Evidence also suggests real estate companies often purchase auctioned properties and purposefully target low-income neighborhoods and communities of color, which perpetuates the cycle of disinvestment, discrimination, and displacement.
How to protect housing stability and neighborhoods
Local government leaders have options to better protect renters and that ultimately benefit their entire communities.
- Support “just cause” legislation.
Despite all we know about displacement’s negative effects, in many states, a renter can be evicted for any reason at the end of a lease. This has fueled recent community organizing around “just cause” or “good cause” eviction legislation, which limits the grounds upon which an eviction may be filed or lease may not be renewed. The exact specifics vary by locality, but generally they restrict reasoning to substantial lease violations, such as failure to pay rent.
This type of legislation could protect renters who live in government-auction properties, but local officials can also consider explicitly passing protections for those transactions, similar to the ones for more traditional property sales.

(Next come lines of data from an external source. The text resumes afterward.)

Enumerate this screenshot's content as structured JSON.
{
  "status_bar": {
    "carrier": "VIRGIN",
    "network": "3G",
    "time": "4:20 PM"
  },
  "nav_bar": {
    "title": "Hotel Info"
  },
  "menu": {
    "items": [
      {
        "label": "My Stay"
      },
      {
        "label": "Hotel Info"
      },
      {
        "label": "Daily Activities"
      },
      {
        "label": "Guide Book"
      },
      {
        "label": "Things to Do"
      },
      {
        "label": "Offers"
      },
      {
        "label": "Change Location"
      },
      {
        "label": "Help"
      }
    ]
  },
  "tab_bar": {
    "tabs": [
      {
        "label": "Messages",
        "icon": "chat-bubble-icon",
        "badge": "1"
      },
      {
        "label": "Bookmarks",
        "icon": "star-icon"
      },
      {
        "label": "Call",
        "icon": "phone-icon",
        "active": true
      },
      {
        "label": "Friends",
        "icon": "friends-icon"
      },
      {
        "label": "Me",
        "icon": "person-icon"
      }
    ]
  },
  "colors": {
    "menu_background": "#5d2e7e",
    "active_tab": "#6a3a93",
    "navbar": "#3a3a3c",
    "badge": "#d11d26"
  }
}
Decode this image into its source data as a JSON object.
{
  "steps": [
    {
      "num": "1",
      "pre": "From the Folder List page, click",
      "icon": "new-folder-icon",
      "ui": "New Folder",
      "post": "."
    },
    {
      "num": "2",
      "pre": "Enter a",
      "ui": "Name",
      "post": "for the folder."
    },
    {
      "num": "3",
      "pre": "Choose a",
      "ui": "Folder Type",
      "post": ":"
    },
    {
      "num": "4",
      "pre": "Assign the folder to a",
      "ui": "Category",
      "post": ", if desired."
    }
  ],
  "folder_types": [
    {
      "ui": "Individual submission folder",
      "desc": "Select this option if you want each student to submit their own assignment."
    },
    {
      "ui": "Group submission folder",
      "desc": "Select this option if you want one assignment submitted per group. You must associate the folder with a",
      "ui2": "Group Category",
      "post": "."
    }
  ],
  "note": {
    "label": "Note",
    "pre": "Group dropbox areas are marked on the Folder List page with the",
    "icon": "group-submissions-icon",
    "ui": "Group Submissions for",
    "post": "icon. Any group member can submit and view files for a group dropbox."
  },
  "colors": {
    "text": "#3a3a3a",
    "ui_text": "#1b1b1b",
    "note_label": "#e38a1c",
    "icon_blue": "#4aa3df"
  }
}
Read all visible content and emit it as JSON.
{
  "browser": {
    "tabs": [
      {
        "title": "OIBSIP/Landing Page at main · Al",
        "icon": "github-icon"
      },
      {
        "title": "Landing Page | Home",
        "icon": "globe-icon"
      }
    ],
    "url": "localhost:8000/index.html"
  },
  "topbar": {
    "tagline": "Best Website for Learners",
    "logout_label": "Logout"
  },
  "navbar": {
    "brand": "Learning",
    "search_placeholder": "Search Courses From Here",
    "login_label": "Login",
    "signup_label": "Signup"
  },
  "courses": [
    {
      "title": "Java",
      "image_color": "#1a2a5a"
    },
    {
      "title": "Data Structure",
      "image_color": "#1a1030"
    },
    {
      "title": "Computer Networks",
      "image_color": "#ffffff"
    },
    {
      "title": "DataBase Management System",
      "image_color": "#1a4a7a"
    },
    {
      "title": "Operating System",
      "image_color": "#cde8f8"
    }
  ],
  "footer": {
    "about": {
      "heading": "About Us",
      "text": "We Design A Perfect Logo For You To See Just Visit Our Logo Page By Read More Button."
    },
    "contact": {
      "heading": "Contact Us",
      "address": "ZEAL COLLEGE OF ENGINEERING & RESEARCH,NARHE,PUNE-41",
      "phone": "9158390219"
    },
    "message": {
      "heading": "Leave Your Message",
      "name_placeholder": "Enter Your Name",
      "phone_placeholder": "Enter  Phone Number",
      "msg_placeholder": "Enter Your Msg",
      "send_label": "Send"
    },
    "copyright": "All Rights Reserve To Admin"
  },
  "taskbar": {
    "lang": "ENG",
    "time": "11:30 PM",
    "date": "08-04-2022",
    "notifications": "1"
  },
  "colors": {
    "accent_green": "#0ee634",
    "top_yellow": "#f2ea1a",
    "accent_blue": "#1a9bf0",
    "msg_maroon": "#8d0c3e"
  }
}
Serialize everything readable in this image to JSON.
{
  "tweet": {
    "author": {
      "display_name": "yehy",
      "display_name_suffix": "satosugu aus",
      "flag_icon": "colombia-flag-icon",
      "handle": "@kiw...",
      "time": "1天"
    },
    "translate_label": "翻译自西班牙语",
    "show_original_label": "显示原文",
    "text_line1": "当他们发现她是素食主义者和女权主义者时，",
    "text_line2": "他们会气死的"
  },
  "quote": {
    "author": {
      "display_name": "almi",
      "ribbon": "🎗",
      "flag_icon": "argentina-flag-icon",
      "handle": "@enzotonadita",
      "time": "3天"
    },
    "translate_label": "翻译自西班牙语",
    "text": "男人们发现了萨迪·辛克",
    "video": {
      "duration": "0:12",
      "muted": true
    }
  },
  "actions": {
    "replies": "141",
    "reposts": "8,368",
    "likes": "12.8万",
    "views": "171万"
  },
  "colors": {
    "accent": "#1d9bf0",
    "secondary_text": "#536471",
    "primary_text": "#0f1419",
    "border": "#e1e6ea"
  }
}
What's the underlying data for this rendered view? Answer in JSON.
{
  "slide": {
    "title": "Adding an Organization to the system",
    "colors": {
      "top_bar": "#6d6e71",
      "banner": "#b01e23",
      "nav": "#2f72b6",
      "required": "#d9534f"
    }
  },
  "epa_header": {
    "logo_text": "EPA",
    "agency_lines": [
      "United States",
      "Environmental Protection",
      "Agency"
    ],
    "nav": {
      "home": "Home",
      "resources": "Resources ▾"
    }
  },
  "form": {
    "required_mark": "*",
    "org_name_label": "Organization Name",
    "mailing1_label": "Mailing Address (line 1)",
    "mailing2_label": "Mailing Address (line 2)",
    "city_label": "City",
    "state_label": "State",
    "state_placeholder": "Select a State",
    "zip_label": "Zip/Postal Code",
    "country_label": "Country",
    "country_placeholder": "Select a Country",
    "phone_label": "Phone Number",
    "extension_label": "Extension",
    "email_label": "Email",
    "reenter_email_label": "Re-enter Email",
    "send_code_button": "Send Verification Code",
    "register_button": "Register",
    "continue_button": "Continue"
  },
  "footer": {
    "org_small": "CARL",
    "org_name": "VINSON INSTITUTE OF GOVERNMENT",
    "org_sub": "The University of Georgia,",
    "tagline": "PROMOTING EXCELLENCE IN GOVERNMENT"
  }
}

- Fund tenant-landlord mediation programs.
Eviction may be so rampant, especially for owners with multiple properties, because there are few other avenues to resolve landlord-tenant conflicts. Property owners report that they turn to eviction because they often feel they have no other recourse to recoup lost rent (PDF). Mediation programs run by local governments and court systems can give landlords and tenants the opportunity to explore options outside of eviction filings and have been shown to reduce eviction in up to 87 percent of cases. Required mediation can also slow the eviction process and may make it a less attractive option for serial evictors.
- Promote community ownership over corporate ownership.
We are just beginning to understand the full impact of institutional investors, but researchers and advocates have already begun to propose policy interventions that could better impact disenfranchised communities. Philadelphia’s East Liberty Development Inc purchases tax-delinquent and run-down corporate-owned properties to renovate and provide market-rate housing. Between 2008, when they first started, and 2013, violent crimes dropped by 49 percent.
Tenant Opportunity to Purchase (TOPA) requires requires sellers to let tenants buy a unit before listing it . In some localities, tenants can also transfer these rights to nonprofits or affordable housing developers. TOPA protections have existed in Washington, DC, for more than 40 years, and this policy has helped preserve over 3,500 units of affordable housing between 2002 and 2013 (PDF) and approximately 30 percent of annual multi-unit sales go through the TOPA process.
Eviction is pervasive and can have far-reaching effects. Protecting housing stability can be an important step toward advancing the well-being of families, neighborhoods, and communities at large.